CISOs are also bracing themselves for further disruptors likely to have a (largely positive) impact on cyber security.
Artificial intelligence (AI) has broad possibilities: from building on basic robotic process automation (RPA), to sophisticated machine learning (ML) and analytics, covering increasingly large data sets, interacting ever more frequently with people and core corporate processes.
The new connected world has broken down traditional perimeters, with multiple parties accessing organizations’ data and systems, from anywhere in the world. Add in 5G, edge computing and millions of IoT devices, and cyber security becomes incredibly complex using conventional security approaches. In this environment, the concept of zero trust or Secure Access Service Edge may provide a basis for future security models, founded as they are on the assumption that no one inside or outside the network can be automatically trusted and must prove their identity and access rights before accessing key resources.
“Organizations’ capacity to defend themselves, both internally and externally, has become table stakes — although today it is still frequently talked about like an innovative differentiator. The winners will employ AI, advanced machine learning and cyber tools; not just reacting to threat actors, but proactively taking to cyber space to fight them.”
Addressing the challenge
We’re used to computers operating in predictable and deterministic ways, with security reviewing fixed algorithms and code. But the growth in machine learning (ML) is posing new questions: How has the ML algorithm been trained and what biases have been introduced? How can we supervise its behavior to ensure it’s operating within parameters? How could it be manipulated by an adversarial AI technique and what would the consequences be? This is a new and immature field, requiring a blend of data science, security and ethics skills.
Addressing data nationalization
The democratization of data was meant to remove all boundaries. But as the monetized value of data rises, expect a return to nationalization, as GSK SVP and CISO Matthew McCormack explains: “We will start to see national fences popping up, with countries setting guardrails to protect citizens’ privacy.
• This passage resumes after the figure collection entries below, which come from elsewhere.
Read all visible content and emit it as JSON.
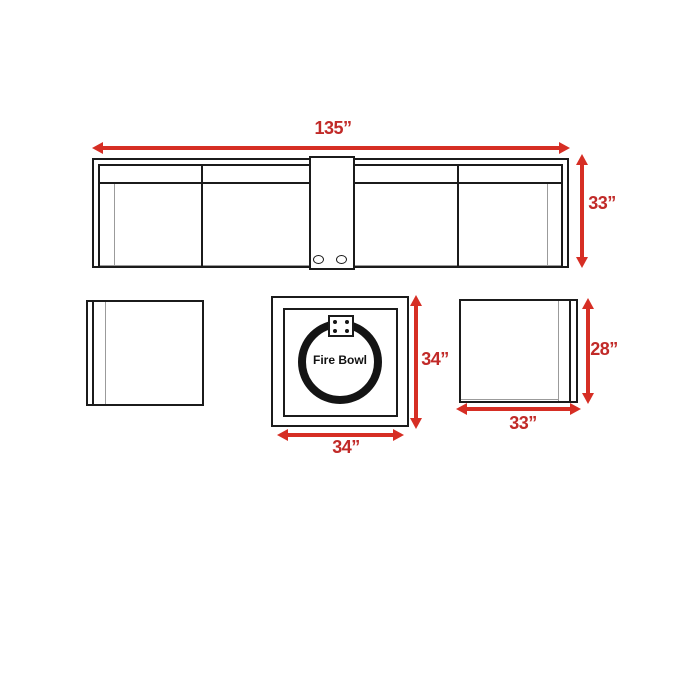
{
  "diagram": {
    "title": "patio-set-dimensions",
    "sofa": {
      "width_label": "135”",
      "depth_label": "33”"
    },
    "fire_pit_table": {
      "name": "Fire Bowl",
      "width_label": "34”",
      "depth_label": "34”"
    },
    "club_chair": {
      "width_label": "33”",
      "depth_label": "28”"
    }
  },
  "colors": {
    "arrow_red": "#d62e24",
    "label_red": "#c12a28",
    "line_dark": "#1b1b1b",
    "line_light": "#9b9b9b"
  }
}
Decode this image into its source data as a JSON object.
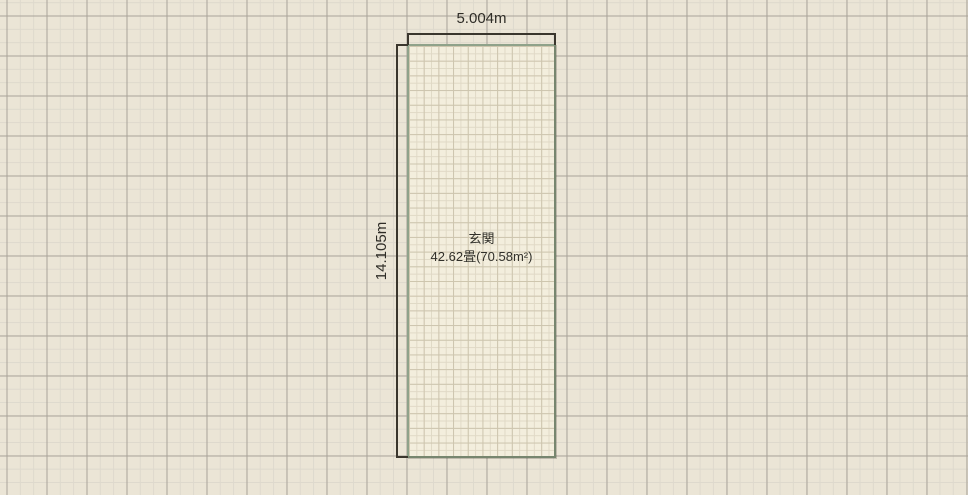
{
  "canvas": {
    "background_color": "#ebe5d6",
    "grid_major_color": "#a9a399",
    "grid_minor_color": "#ded9cd"
  },
  "room": {
    "name": "玄関",
    "area_label": "42.62畳(70.58m²)",
    "width_label": "5.004m",
    "height_label": "14.105m",
    "fill_color": "#f3eedd",
    "border_color": "#8fa28a",
    "fine_grid_color": "#cdc5ae"
  },
  "dimensions": {
    "line_color": "#3a362d",
    "text_color": "#2f2d27"
  }
}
This makes life harder for security professionals who have to meet newer and tougher regulations on use of data from multiple parts of the world, and may result in companies moving away from flat, global networks to rebuild national castles.”
Embracing zero trust
Zero trust is about knowing where your data is and taking control of access to that data, with strong identity management, advanced analytics and a device inventory. Organizations can learn to better detect unusual behavior and prevent communication with unauthorized apps, servers and accounts.
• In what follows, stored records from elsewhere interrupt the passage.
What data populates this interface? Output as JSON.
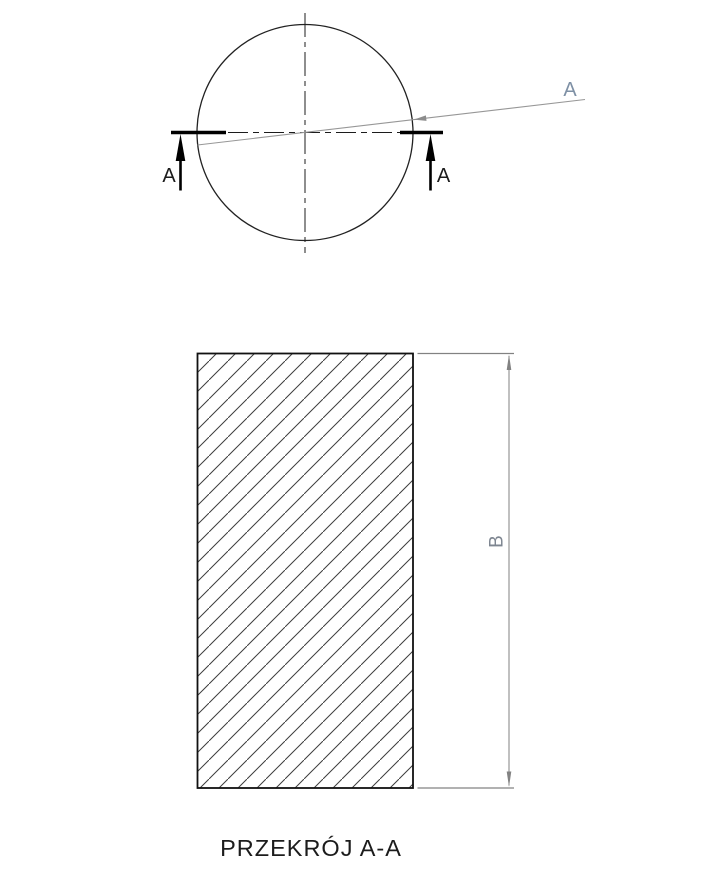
{
  "drawing": {
    "view_title": "PRZEKRÓJ A-A",
    "section_marks": {
      "left_label": "A",
      "right_label": "A"
    },
    "view_leader": {
      "label": "A"
    },
    "dimension_b": {
      "label": "B"
    },
    "colors": {
      "ink": "#1c1c1c",
      "dimension_gray": "#828282",
      "leader_gray": "#979797",
      "leader_label_gray": "#7e90a5",
      "dim_label_gray": "#7e8691",
      "hatch_gray": "#3d3d3d"
    }
  }
}
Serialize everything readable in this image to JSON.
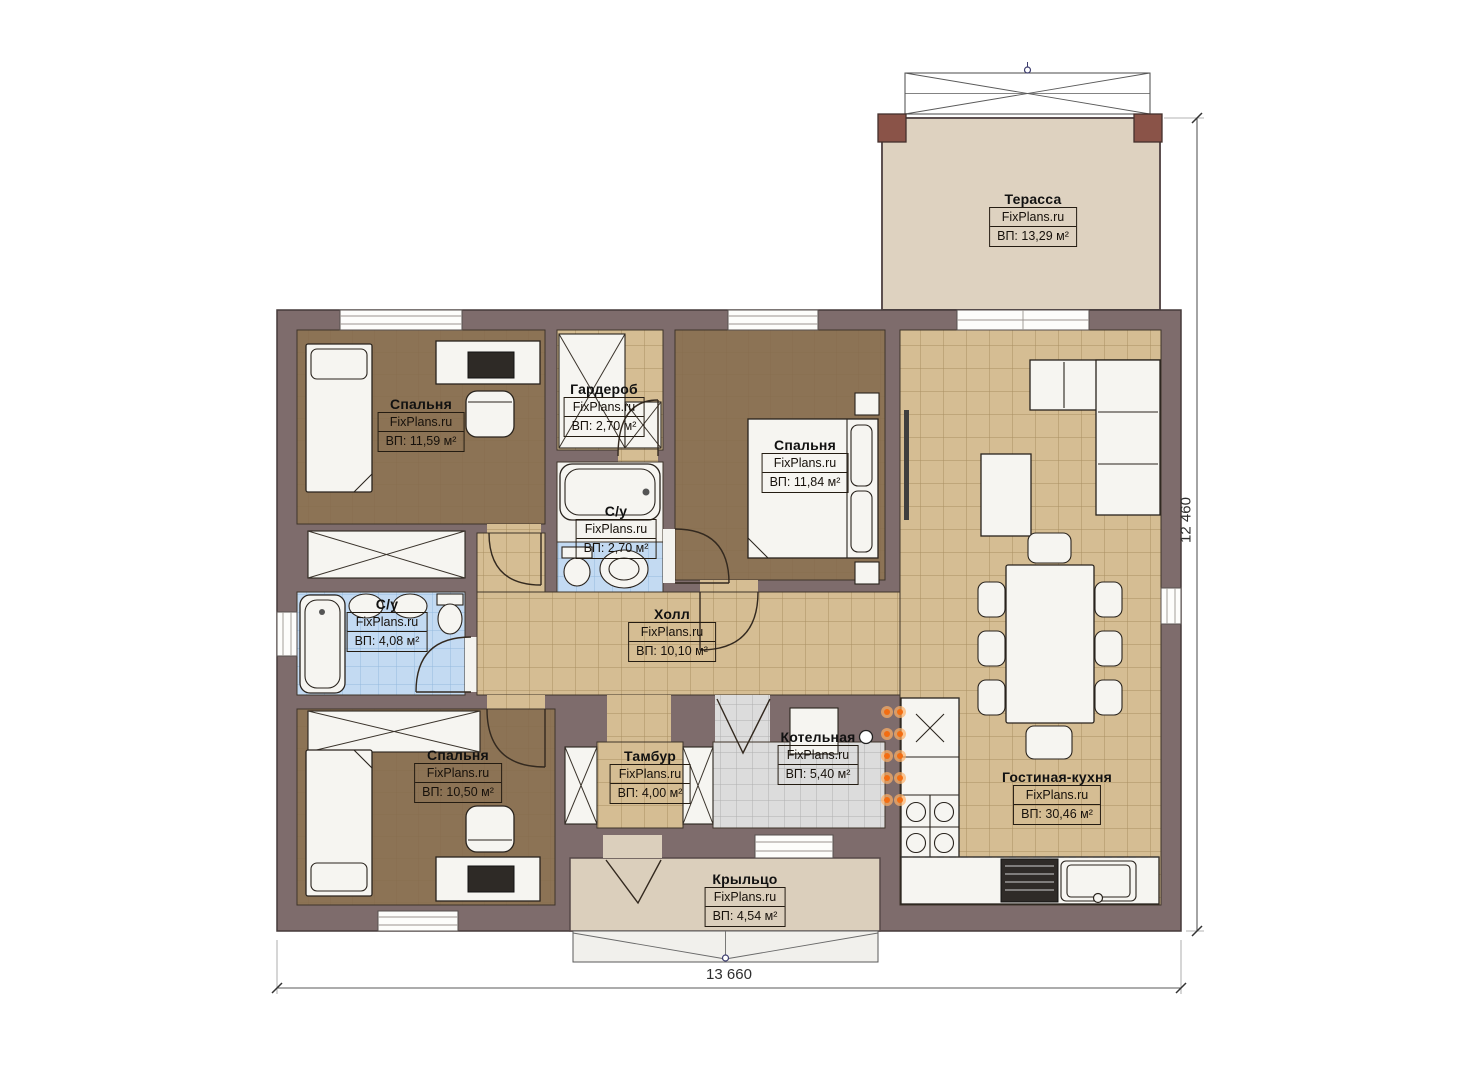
{
  "plan": {
    "brand": "FixPlans.ru",
    "rooms": [
      {
        "id": "terrace",
        "name": "Терасса",
        "area": "ВП: 13,29 м²"
      },
      {
        "id": "bedroom-1",
        "name": "Спальня",
        "area": "ВП: 11,59 м²"
      },
      {
        "id": "wardrobe",
        "name": "Гардероб",
        "area": "ВП: 2,70 м²"
      },
      {
        "id": "bedroom-2",
        "name": "Спальня",
        "area": "ВП: 11,84 м²"
      },
      {
        "id": "bathroom-small",
        "name": "С/у",
        "area": "ВП: 2,70 м²"
      },
      {
        "id": "bathroom-large",
        "name": "С/у",
        "area": "ВП: 4,08 м²"
      },
      {
        "id": "hall",
        "name": "Холл",
        "area": "ВП: 10,10 м²"
      },
      {
        "id": "bedroom-3",
        "name": "Спальня",
        "area": "ВП: 10,50 м²"
      },
      {
        "id": "vestibule",
        "name": "Тамбур",
        "area": "ВП: 4,00 м²"
      },
      {
        "id": "boiler-room",
        "name": "Котельная",
        "area": "ВП: 5,40 м²"
      },
      {
        "id": "living-kitchen",
        "name": "Гостиная-кухня",
        "area": "ВП: 30,46 м²"
      },
      {
        "id": "porch",
        "name": "Крыльцо",
        "area": "ВП: 4,54 м²"
      }
    ],
    "dimensions": {
      "width": "13 660",
      "height": "12 460"
    },
    "colors": {
      "wall": "#7e6c6c",
      "floor_wood": "#8c7355",
      "floor_tile_beige": "#d5bd93",
      "floor_tile_blue": "#c3daf2",
      "floor_tile_gray": "#dcdcdc",
      "terrace": "#ded2c0",
      "accent_dots": "#f26d12"
    }
  }
}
This kind of thinking can lead, in the words of Darran Rolls, IAM market and technology specialist with over 25 years’ experience as a CTO, CISO, to “Smarter clouds and dumber endpoints, with the endpoints merely offering browser sessions to (hopefully) smarter integrated cloud services.” In such a world, notions such as bring your own device become outdated, as organizations seek greater visibility over network access.
Zero trust and SASE are not just for the security team — they should also apply to those building code and developing infrastructure.
“One mustn’t forget that that zero trust is an idea not a technology. Too many companies view it as a finite project, but it’s not. It’s a mind shift, an ongoing philosophy with no beginning and no end.”
Data is the future
Securing data now matters more than securing end points, and companies must accept that many individuals and organizations access their data through a variety of channels. Zero trust and SASE help manage this complex mesh of rights, while major cloud providers increasingly establish secure collaboration environments to enable this new ecosystem, backed by federated identity and access management models.
Data handling policies will only become more complex as privacy regulation develops, and the rights of data subjects become clearer, while nations also assert their right to control their citizens’ data within or beyond national boundaries. This places a premium on meta-data accuracy — and on control of access by applying increasingly sophisticated policy rules based on that meta-data.
These access rules will also interact with machine learning systems to control how they interpret base data. Which calls for sophisticated supervision of ML, as part of a wider extension of information governance within organizations, as the role of the CDO expands.